Context.java中提供了以下四种mode:
//这是默认模式,仅caller uid的进程可访问
/**
* File creation mode: the default mode, where the created file can only
* be accessed by the calling application (or all applications sharing the
* same user ID).
* @see #MODE_WORLD_READABLE
* @see #MODE_WORLD_WRITEABLE
*/
int MODE_PRIVATE = 0x0000;
//所有人可写,也就是任何应用都可修改它,这是极其危险的,因此改选项已被Deprected
/**
* @deprecated Creating world-readable files is very dangerous, and likely
* to cause security holes in applications. It is strongly discouraged;
* instead, applications should use more formal mechanism for interactions
* such as {@link ContentProvider}, {@link BroadcastReceiver}, and
* {@link android.app.Service}. There are no guarantees that this
* access mode will remain on a file, such as when it goes through a
* backup and restore.
* File creation mode: allow all other applications to have read access
* to the created file.
* @see #MODE_PRIVATE
* @see #MODE_WORLD_WRITEABLE
*/
int MODE_WORLD_READABLE = 0x0001;
//所有人可读,这个参数同样非常危险,可能导致隐私数据泄漏
/**
* @deprecated Creating world-writable files is very dangerous, and likely
* to cause security holes in applications.
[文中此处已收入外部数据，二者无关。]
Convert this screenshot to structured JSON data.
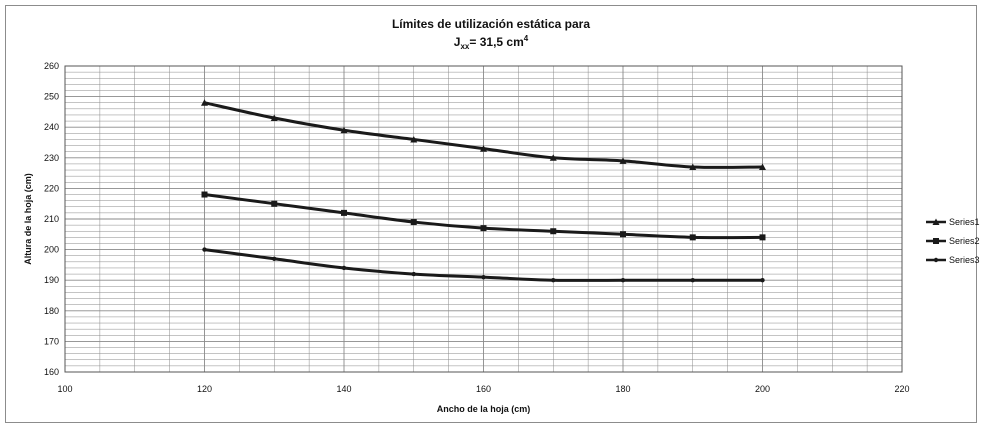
{
  "chart_data": {
    "type": "line",
    "title": "Límites de utilización estática para",
    "subtitle": {
      "prefix": "J",
      "subscript": "xx",
      "suffix": "= 31,5 cm",
      "superscript": "4"
    },
    "xlabel": "Ancho de la hoja (cm)",
    "ylabel": "Altura de la hoja (cm)",
    "xlim": [
      100,
      220
    ],
    "ylim": [
      160,
      260
    ],
    "x_ticks": [
      100,
      120,
      140,
      160,
      180,
      200,
      220
    ],
    "y_ticks": [
      160,
      170,
      180,
      190,
      200,
      210,
      220,
      230,
      240,
      250,
      260
    ],
    "grid": true,
    "legend_position": "right",
    "x": [
      120,
      130,
      140,
      150,
      160,
      170,
      180,
      190,
      200
    ],
    "series": [
      {
        "name": "Series1",
        "values": [
          248,
          243,
          239,
          236,
          233,
          230,
          229,
          227,
          227
        ],
        "marker": "triangle"
      },
      {
        "name": "Series2",
        "values": [
          218,
          215,
          212,
          209,
          207,
          206,
          205,
          204,
          204
        ],
        "marker": "square"
      },
      {
        "name": "Series3",
        "values": [
          200,
          197,
          194,
          192,
          191,
          190,
          190,
          190,
          190
        ],
        "marker": "circle"
      }
    ],
    "line_color": "#1a1a1a",
    "grid_color": "#8a8a8a"
  }
}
It is strongly discouraged;
* instead, applications should use more formal mechanism for interactions
* such as {@link ContentProvider}, {@link BroadcastReceiver}, and
* {@link android.app.Service}. There are no guarantees that this
* access mode will remain on a file, such as when it goes through a
* backup and restore.
* File creation mode: allow all other applications to have write access
* to the created file.
* @see #MODE_PRIVATE
* @see #MODE_WORLD_READABLE
*/
int MODE_WORLD_READABLE = 0x0002
//设置该参数后,每次获取对应的SharedPreferences时都会尝试从磁盘中读取修改过的文件
/**
* SharedPreference loading flag: when set, the file on disk will
* be checked for modification even if the shared preferences
* instance is already loaded in this process. This behavior is
* sometimes desired in cases where the application has multiple
* processes, all writing to the same SharedPreferences file.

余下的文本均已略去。